L’agression a beaucoup de formes dans le monde contemporain. Au pouvoir militaire se somment ceux qui se manifestent à travers la domination de la technologie, la pénétration des moyens de dissémination des idées, le mercantilisme des produits culturels. Il s'agit d'un ensemble de voies soutenues dans l'instrumentation de la culture. Dans ce contexte, la friabilité de la Caraïbe est extrême. Limitée par sa production de matière première, elle exporte une interminable diaspora d'émigrants, une réserve croissante de main d'œuvre bon marché. Les plus désemparés sont victimes de la xénophobie et des régulations migratrices chaque fois plus implacables. Mais, des stratégies culturelles bien dessinées peuvent offrir des formules de survie et d’autodéfense. La haine ne nous a pas séparé, mais l’insuffisante connaissance mutuelle.
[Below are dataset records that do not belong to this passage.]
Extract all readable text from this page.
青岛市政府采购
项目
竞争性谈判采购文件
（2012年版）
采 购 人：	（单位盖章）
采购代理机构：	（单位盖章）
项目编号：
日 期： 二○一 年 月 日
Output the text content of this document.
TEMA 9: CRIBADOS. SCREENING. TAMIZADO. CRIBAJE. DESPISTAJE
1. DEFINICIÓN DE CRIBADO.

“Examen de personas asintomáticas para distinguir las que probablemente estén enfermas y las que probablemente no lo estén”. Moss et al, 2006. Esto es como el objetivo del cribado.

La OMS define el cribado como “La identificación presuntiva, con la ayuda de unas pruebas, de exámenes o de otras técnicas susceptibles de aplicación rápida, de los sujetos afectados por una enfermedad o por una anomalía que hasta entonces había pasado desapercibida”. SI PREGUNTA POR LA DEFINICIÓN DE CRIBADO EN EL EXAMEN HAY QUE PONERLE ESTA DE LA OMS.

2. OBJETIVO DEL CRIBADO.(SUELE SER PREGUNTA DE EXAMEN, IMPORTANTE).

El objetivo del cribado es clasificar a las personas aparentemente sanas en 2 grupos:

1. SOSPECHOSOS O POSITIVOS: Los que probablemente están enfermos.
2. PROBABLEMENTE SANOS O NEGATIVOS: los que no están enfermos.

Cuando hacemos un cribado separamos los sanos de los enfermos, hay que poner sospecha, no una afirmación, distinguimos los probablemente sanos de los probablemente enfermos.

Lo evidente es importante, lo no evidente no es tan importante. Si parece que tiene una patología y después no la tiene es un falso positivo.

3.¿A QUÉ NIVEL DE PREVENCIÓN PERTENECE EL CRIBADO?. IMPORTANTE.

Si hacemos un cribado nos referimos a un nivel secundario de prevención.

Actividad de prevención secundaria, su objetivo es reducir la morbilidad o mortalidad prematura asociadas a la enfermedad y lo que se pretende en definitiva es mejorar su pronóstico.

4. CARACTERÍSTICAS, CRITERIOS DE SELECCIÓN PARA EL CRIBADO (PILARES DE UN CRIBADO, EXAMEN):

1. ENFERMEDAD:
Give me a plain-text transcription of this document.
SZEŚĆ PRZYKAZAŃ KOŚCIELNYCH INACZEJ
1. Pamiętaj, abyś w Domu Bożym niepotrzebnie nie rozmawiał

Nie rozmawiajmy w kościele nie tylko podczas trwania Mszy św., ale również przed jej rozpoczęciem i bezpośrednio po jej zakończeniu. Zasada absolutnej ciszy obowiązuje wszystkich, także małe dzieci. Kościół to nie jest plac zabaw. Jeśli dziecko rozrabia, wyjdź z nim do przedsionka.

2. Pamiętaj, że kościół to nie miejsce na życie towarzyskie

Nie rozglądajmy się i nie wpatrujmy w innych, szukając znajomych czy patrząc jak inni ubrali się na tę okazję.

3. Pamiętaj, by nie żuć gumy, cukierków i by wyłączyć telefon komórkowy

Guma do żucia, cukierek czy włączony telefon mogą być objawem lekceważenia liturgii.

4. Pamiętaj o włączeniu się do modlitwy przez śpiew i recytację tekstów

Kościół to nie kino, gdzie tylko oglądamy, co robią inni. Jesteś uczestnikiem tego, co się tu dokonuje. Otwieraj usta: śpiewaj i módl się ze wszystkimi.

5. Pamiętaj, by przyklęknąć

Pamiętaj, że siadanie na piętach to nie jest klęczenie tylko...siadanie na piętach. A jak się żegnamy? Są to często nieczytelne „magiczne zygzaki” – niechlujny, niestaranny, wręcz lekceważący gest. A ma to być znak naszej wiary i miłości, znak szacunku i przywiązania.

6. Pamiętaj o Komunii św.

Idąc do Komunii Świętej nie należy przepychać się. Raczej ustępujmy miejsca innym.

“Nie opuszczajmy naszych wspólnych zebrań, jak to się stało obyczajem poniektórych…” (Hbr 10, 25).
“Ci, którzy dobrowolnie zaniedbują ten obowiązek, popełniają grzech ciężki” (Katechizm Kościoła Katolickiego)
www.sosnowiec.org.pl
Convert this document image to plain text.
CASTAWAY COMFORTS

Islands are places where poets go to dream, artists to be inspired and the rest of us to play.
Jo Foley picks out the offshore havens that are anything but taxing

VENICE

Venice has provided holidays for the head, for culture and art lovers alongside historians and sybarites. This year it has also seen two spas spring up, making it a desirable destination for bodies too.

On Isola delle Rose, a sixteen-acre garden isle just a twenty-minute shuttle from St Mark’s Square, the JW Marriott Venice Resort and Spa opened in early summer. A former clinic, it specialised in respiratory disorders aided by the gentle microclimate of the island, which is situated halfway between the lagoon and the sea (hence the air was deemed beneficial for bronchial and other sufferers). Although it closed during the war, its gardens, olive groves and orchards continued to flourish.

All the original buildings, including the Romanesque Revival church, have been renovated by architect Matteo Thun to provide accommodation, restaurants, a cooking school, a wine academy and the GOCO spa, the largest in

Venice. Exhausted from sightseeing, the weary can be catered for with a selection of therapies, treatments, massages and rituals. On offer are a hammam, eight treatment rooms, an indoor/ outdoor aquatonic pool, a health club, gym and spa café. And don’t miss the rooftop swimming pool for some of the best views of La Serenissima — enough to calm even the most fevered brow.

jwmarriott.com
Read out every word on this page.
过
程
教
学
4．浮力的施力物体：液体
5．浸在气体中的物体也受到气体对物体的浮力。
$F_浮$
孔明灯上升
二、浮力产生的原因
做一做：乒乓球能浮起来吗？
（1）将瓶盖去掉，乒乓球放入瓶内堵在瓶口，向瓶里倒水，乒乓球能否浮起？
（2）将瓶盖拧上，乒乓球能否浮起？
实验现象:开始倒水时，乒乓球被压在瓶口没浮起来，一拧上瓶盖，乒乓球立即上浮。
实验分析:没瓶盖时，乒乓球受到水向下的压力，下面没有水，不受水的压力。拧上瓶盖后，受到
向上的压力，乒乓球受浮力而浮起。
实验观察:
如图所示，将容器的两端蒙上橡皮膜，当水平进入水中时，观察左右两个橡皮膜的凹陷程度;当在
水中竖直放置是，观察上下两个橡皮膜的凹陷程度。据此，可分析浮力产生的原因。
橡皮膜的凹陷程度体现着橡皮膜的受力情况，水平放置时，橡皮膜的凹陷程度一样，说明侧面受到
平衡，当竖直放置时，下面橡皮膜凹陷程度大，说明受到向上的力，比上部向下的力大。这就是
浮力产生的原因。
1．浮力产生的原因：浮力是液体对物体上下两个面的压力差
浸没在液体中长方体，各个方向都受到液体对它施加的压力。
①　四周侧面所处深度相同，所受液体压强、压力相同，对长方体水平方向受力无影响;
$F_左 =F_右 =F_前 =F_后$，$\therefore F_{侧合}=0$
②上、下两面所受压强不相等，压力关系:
L'analyse de nos réalités incluant et transcendant la création artistico-littéraire pour compléter le véritable examen minutieux de notre histoire, de nos potentialités dans le camp de la science et de l'éducation, rendent viable la façon de compléter les ressources naturelles et humaines pour transformer la dispersion en force unificatrice. Ou nous nous sauvons ensemble ou nous nous sombrons tous dans un faux et déprédateur paradis touristique.